Qual é, então, a fonte ou o caráter dessa "sabedoria" que inspira tal tipo de pessoa? Primeiramente, é terrena. Aparentemente, afirmar que algo pertence à terra não é mau, mas torna-se mau se afirmarmos que veio de Deus (l Co 15:40). Por isso, Tiago nos antecipa que a inspiração dessas pessoas na melhor das hipóteses provém delas mesmas, de seu ego natural. Em segundo lugar, é animal, i.e., não-espiritual, carnal. O termo é empregado noutras passagens do Novo Testamento, com outras traduções, para caracterizar a pessoa que não tem o Espírito de Deus (Jd 19), ou que "não compreende as coisas do Espírito de Deus" (l Co 2:14). Esta "sabedoria", então, não faz parte de sua natureza redimida, mas caracteriza a pessoa para quem o verdadeiro caminho do Espírito é estranho. Os caminhos do mundo — o poder, o comando (cf. Mc 10:45), a estratégia, as prerrogativas — são os que tais pessoas entendem, não a mansidão humilde, o amor, a auto-entrega. Em terceiro lugar, é diabólica. Há uma fonte de inspiração para essa "sabedoria", mas não é divina. As pessoas afirmam que aquele espírito de competição é inspirado. "É inspirado, é mesmo", redargúi Tiago, "é inspirado pelo próprio diabo!". Neste ponto, Tiago atingiu o xis da questão.
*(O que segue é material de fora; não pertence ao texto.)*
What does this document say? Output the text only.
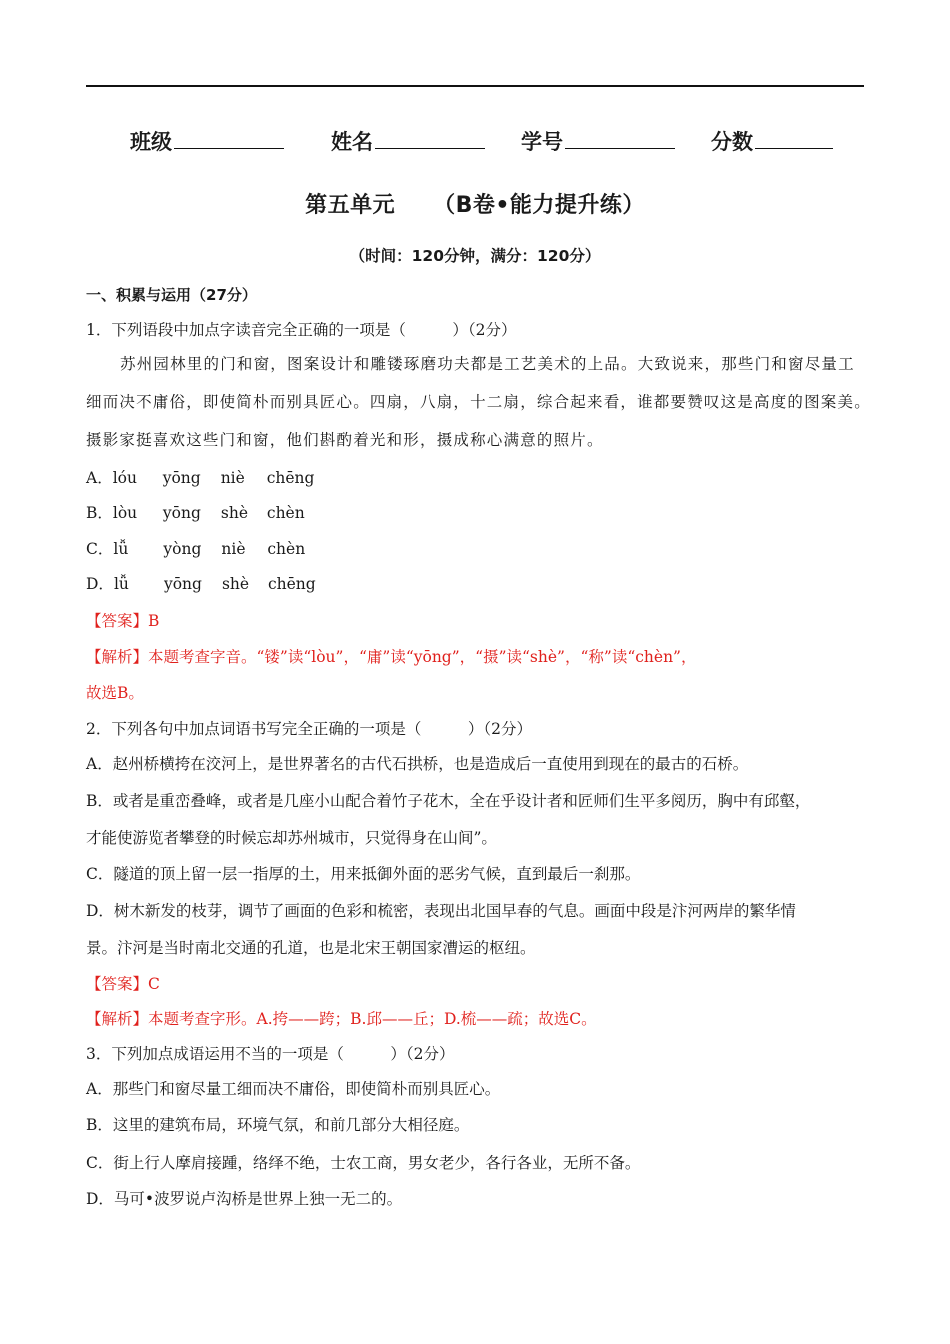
班级	姓名	学号	分数
第五单元 （B卷•能力提升练）
（时间：120分钟，满分：120分）
一、积累与运用（27分）
1．下列语段中加点字读音完全正确的一项是（　　　）（2分）
苏州园林里的门和窗，图案设计和雕镂琢磨功夫都是工艺美术的上品。大致说来，那些门和窗尽量工
细而决不庸俗，即使简朴而别具匠心。四扇，八扇，十二扇，综合起来看，谁都要赞叹这是高度的图案美。
摄影家挺喜欢这些门和窗，他们斟酌着光和形，摄成称心满意的照片。
A．lóu yōng niè chēng
B．lòu yōng shè chèn
C．lǚ yòng niè chèn
D．lǚ yōng shè chēng
【答案】B
【解析】本题考查字音。“镂”读“lòu”，“庸”读“yōng”，“摄”读“shè”，“称”读“chèn”，
故选B。
2．下列各句中加点词语书写完全正确的一项是（　　　）（2分）
A．赵州桥横挎在洨河上，是世界著名的古代石拱桥，也是造成后一直使用到现在的最古的石桥。
B．或者是重峦叠峰，或者是几座小山配合着竹子花木，全在乎设计者和匠师们生平多阅历，胸中有邱壑，
才能使游览者攀登的时候忘却苏州城市，只觉得身在山间”。
C．隧道的顶上留一层一指厚的土，用来抵御外面的恶劣气候，直到最后一刹那。
D．树木新发的枝芽，调节了画面的色彩和梳密，表现出北国早春的气息。画面中段是汴河两岸的繁华情
景。汴河是当时南北交通的孔道，也是北宋王朝国家漕运的枢纽。
【答案】C
【解析】本题考查字形。A.挎——跨；B.邱——丘；D.梳——疏；故选C。
3．下列加点成语运用不当的一项是（　　　）（2分）
A．那些门和窗尽量工细而决不庸俗，即使简朴而别具匠心。
B．这里的建筑布局，环境气氛，和前几部分大相径庭。
C．街上行人摩肩接踵，络绎不绝，士农工商，男女老少，各行各业，无所不备。
D．马可•波罗说卢沟桥是世界上独一无二的。
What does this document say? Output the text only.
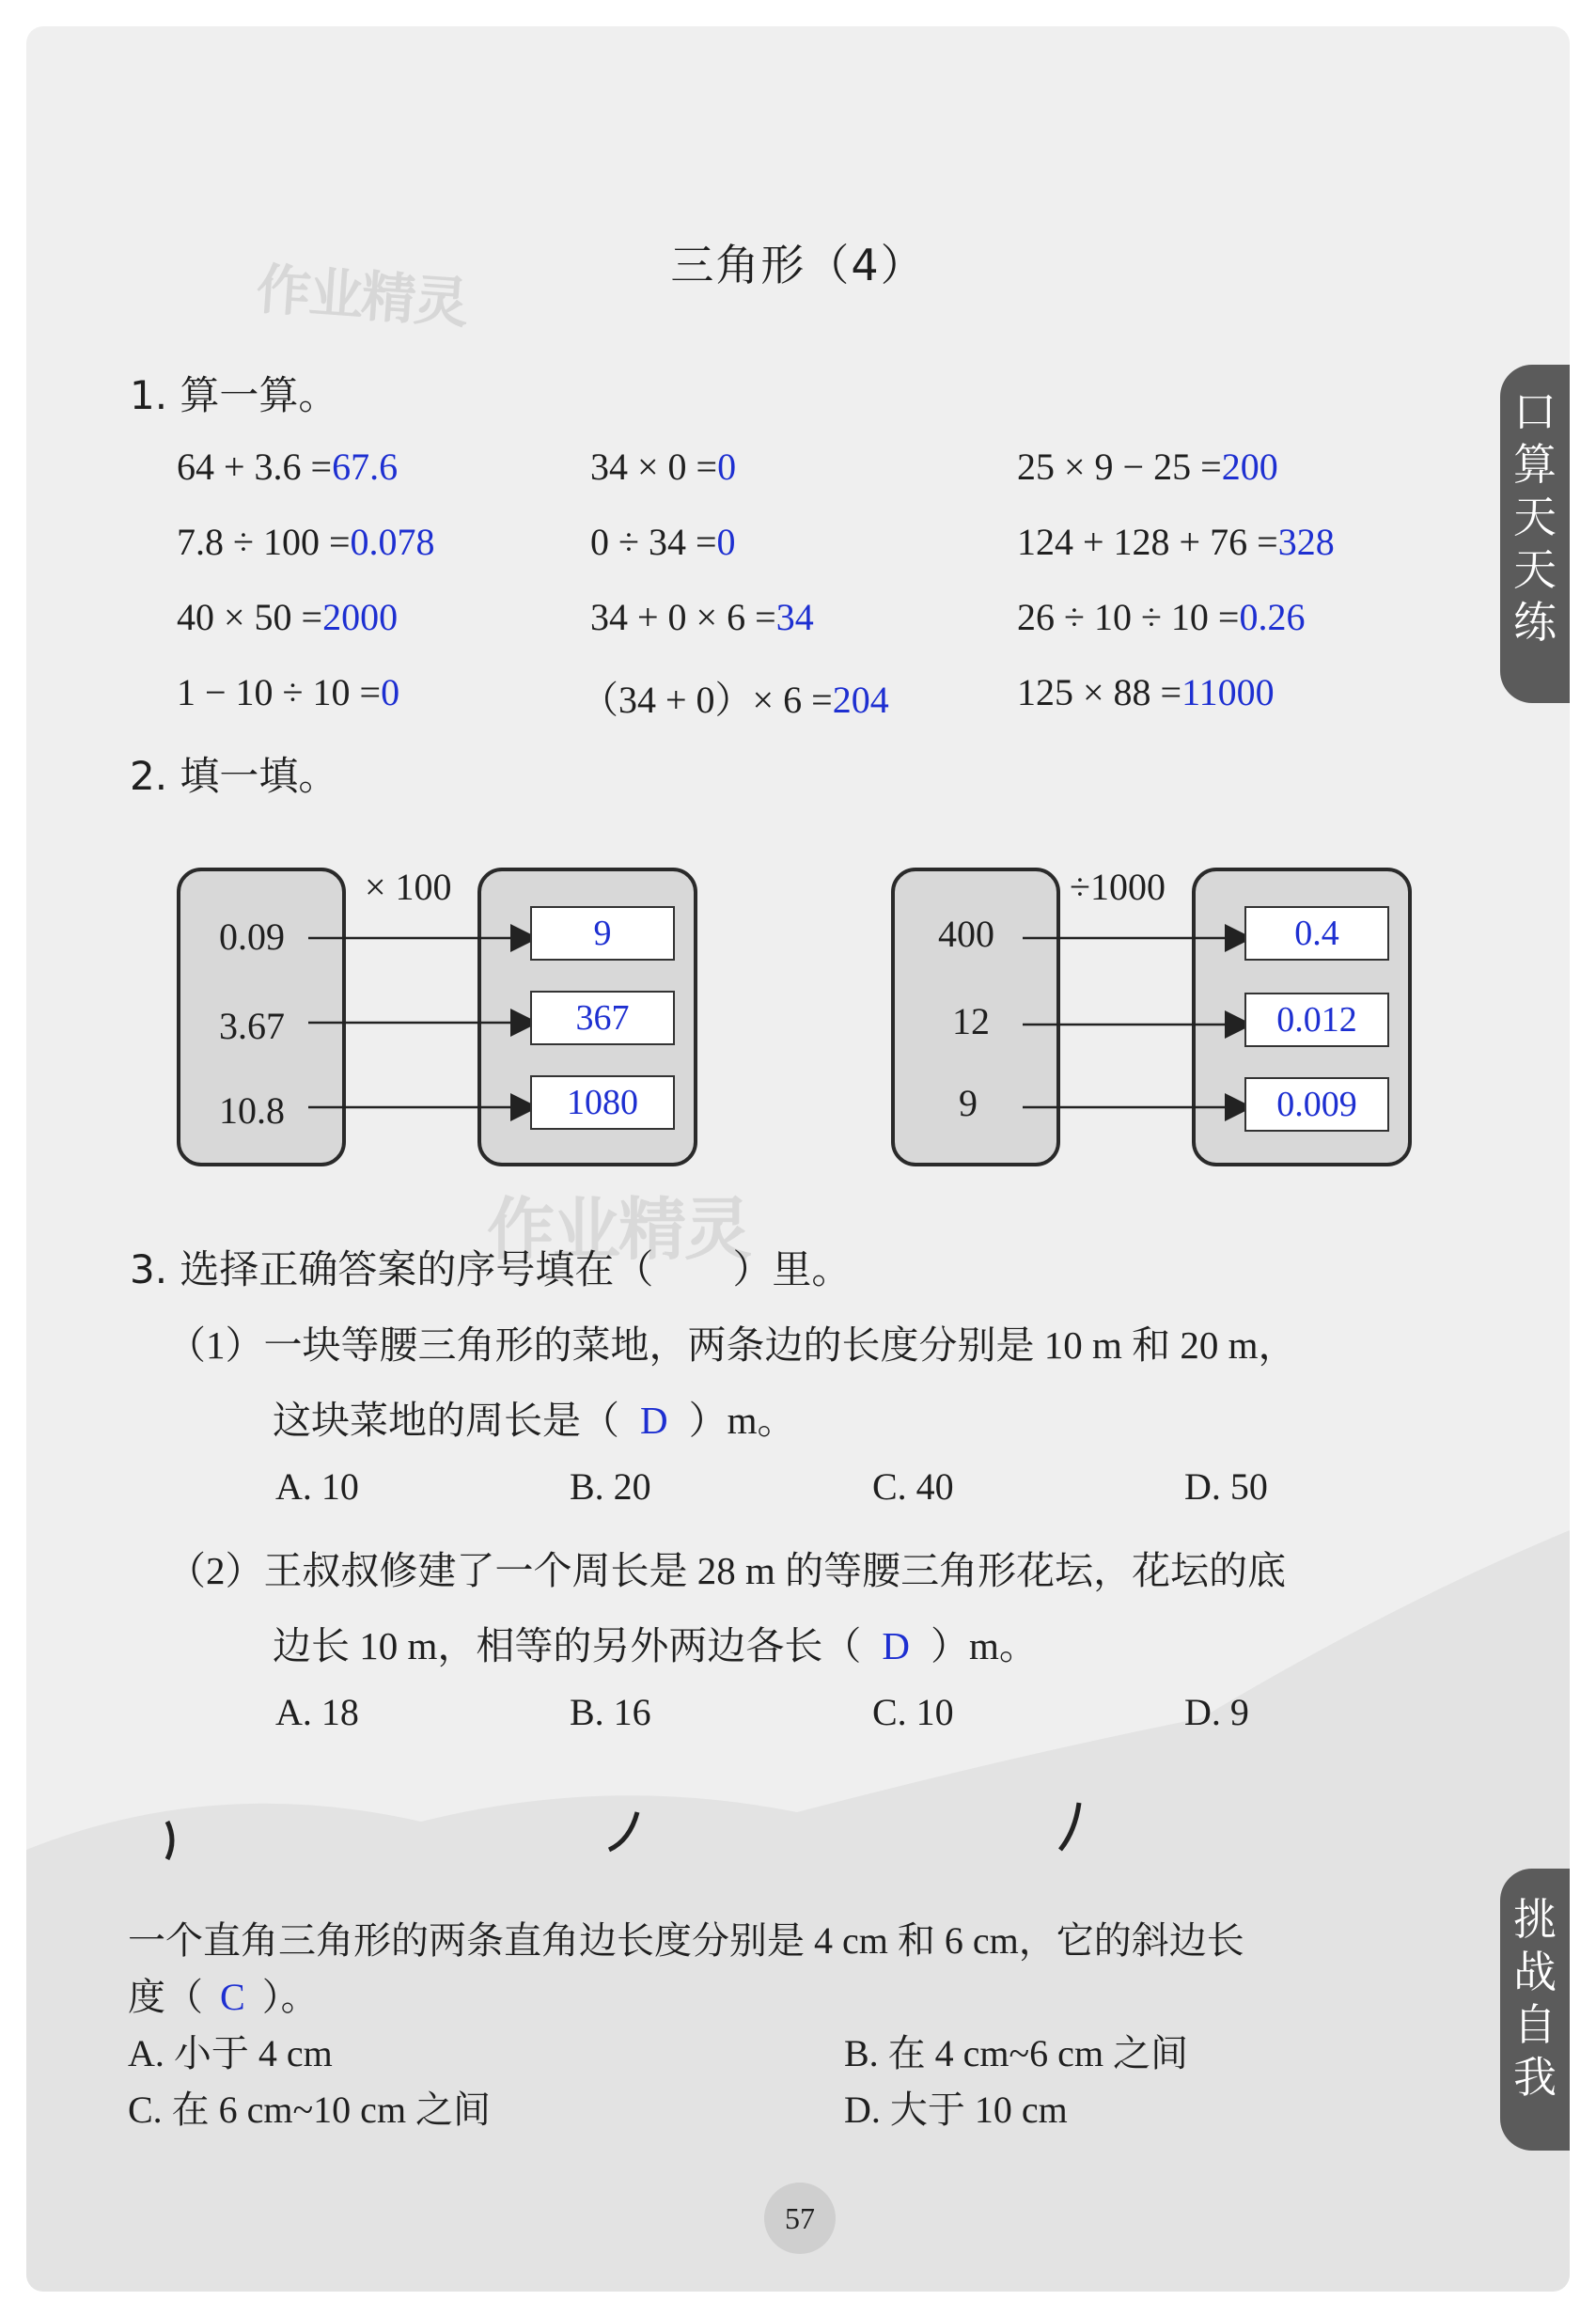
作业精灵
作业精灵
三角形（4）
口算天天练
挑战自我
1. 算一算。
64 + 3.6 =67.6	34 × 0 =0	25 × 9 − 25 =200
7.8 ÷ 100 =0.078	0 ÷ 34 =0	124 + 128 + 76 =328
40 × 50 =2000	34 + 0 × 6 =34	26 ÷ 10 ÷ 10 =0.26
1 − 10 ÷ 10 =0	（34 + 0）× 6 =204	125 × 88 =11000
2. 填一填。
× 100
0.09
3.67
10.8
9
367
1080
÷1000
400
12
9
0.4
0.012
0.009
3. 选择正确答案的序号填在（　　）里。
（1）一块等腰三角形的菜地，两条边的长度分别是 10 m 和 20 m，
这块菜地的周长是（ D ）m。
A. 10	B. 20	C. 40	D. 50
（2）王叔叔修建了一个周长是 28 m 的等腰三角形花坛，花坛的底
边长 10 m，相等的另外两边各长（ D ）m。
A. 18	B. 16	C. 10	D. 9
一个直角三角形的两条直角边长度分别是 4 cm 和 6 cm，它的斜边长
度（ C ）。
A. 小于 4 cm	B. 在 4 cm~6 cm 之间
C. 在 6 cm~10 cm 之间	D. 大于 10 cm
57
3:16 Como que para arrematar sua argumentação, Tiago prossegue: Pois onde há inveja e sentimento faccioso, aí há confusão e toda obra má. Esta acusação não decorre de mera argumentação baseada na "teoria do dominó", mas é a conseqüência lógica dos dois primeiros vícios. A rivalidade e o espírito partidário destroem a coesão da comunidade cristã, que se edifica na unidade e no amor. Destruída a "cola", todo tipo de desordem e rebelião penetra a comunidade. Mais do que isso, a auto-afirmação e a independência próprias da inveja, do "zelo" doentio, destroem a capacidade de a comunidade disciplinar-se de acordo com a tradição apostólica (Mt 18:15-20; Gl 5:25; 6:5). Destruídos os "freios" da reprovação mútua, e havendo necessidade de "aceitar as coisas" por medo do criticismo que levaria outrem a formar seu próprio partido ("panelinha"), fica fácil ver como toda obra má vai infiltrando-se. Para Tiago, a solidariedade comunitária é importantíssima como era para Paulo (2 Co 12:20; Fp 2:4), visto que, sem ela, ocorre a desintegração moral e comunitária.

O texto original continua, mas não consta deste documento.